Ce devoir accompli, ils poursuivent la visite du pays et finissent par oublier quelque peu leur rencontre à Graevling. Le point culminant de leur voyage a lieu le 4 juillet, jour de la Fête nationale des États-Unis. Ce jour-là, dans le Jutland, au nord du Danemark, a lieu une fête particulière en souvenir de tous les Danois qui ont quitté leur pays pour le Nouveau Monde. A l’époque –dans la première moitié du siècle dernier– les correspondances n’étaient pas aisées et beaucoup avaient perdu la trace des êtres chers partis outre-Atlantique. Cette fête était alors l’occasion pour certains de recevoir des messages envoyés spécialement à leur intention. Après bien des discours devant les quelque 30000 personnes présentes, arrive le moment de la lecture de ces messages personnels que beaucoup attendent année après année.

Soudain, après bien des noms inconnus, qui résonnent dans les haut-parleurs, un message les fait sursauter: «Svend Jacobsen, de Richmond, Virginie, est ici et voudrait avoir des nouvelles de la jeune fille qui s’appelait Karen Olesen et vivait à Graevling!»

Au même moment, la personne qui accompagne les voyageurs attire leur attention sur une dame élégante, assise dans les gradins proches. «Vous voyez cette personne, dit-elle, elle vient ici chaque année depuis huit ou neuf ans… Elle attend visiblement un message.»

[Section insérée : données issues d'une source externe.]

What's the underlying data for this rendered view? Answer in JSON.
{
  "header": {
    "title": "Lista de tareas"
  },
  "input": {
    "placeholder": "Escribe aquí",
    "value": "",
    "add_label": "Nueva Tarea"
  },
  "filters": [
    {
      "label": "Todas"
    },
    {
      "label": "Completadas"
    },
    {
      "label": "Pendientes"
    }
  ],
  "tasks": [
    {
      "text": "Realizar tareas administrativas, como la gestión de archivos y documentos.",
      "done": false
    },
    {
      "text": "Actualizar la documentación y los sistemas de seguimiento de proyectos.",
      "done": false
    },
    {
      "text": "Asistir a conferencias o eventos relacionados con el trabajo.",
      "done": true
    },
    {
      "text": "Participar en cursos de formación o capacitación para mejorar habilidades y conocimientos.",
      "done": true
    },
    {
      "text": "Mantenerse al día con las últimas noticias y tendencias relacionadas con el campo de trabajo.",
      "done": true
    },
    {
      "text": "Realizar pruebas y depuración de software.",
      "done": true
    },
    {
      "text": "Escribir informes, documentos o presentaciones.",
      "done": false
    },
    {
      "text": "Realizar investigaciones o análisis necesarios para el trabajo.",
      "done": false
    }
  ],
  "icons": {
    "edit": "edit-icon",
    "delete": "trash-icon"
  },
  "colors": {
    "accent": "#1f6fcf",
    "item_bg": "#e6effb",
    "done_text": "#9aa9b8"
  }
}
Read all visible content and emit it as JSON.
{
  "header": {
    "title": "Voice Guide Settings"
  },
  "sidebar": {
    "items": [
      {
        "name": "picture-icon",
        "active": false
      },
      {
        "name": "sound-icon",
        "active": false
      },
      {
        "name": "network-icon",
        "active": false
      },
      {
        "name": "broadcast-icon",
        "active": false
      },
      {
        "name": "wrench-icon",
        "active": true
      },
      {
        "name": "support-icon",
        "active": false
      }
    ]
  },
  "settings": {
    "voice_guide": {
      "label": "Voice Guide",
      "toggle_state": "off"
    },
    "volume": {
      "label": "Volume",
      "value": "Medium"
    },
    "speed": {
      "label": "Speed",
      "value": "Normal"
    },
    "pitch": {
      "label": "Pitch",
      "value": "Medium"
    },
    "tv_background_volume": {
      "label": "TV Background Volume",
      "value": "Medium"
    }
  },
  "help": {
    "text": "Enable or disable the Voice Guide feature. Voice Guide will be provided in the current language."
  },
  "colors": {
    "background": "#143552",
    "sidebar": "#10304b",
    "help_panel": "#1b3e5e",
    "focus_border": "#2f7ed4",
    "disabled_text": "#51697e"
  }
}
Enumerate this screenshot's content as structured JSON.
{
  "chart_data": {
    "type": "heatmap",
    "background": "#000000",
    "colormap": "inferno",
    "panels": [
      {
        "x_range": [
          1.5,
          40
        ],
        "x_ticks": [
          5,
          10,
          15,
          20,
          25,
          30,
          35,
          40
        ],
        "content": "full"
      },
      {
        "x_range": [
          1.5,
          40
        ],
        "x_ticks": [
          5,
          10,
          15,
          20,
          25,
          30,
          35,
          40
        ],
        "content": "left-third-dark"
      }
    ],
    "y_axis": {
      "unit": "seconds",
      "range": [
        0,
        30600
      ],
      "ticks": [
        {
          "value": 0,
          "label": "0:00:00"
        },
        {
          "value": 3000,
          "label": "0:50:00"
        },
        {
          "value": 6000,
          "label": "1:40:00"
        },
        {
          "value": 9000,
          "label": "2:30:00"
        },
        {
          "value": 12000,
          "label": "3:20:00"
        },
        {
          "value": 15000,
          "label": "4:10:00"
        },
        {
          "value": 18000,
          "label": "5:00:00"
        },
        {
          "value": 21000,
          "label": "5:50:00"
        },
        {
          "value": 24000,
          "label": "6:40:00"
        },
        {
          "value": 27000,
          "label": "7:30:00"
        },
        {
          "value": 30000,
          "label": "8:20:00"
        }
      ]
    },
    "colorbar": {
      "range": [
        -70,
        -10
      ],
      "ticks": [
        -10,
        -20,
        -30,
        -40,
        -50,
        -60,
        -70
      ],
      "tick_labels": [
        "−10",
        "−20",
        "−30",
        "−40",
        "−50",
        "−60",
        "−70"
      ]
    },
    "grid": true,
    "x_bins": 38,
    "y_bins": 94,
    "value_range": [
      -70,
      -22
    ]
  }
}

Et devant l’annonce du nom de Svend Jacobsen, ils voient soudain cette jeune femme pâlir. Elle se lève précipitamment. Aucun doute, il s’agit bien de Karen Olesen. Après toutes ces années d’attente fidèle, la réponse est là. Enfin, ils se retrouvent. Son fiancé, qu’elle n’a jamais oublié et qui avait choisi de rompre toute relation avec ses proches au Danemark, non pas parce qu’il ne les aimait pas, mais tout simplement parce que, rempli de honte, il n’avait pas voulu avouer son échec, est de retour pour une rencontre qui ouvre la porte à un immense espoir. Pour M. et Mme Pratt, c’est une évidence: leur lettre, écrite à la hâte un soir dans leur chambre d’hôtel, a bien rempli sa mission, permettant un retournement inattendu d’une situation bien compromise.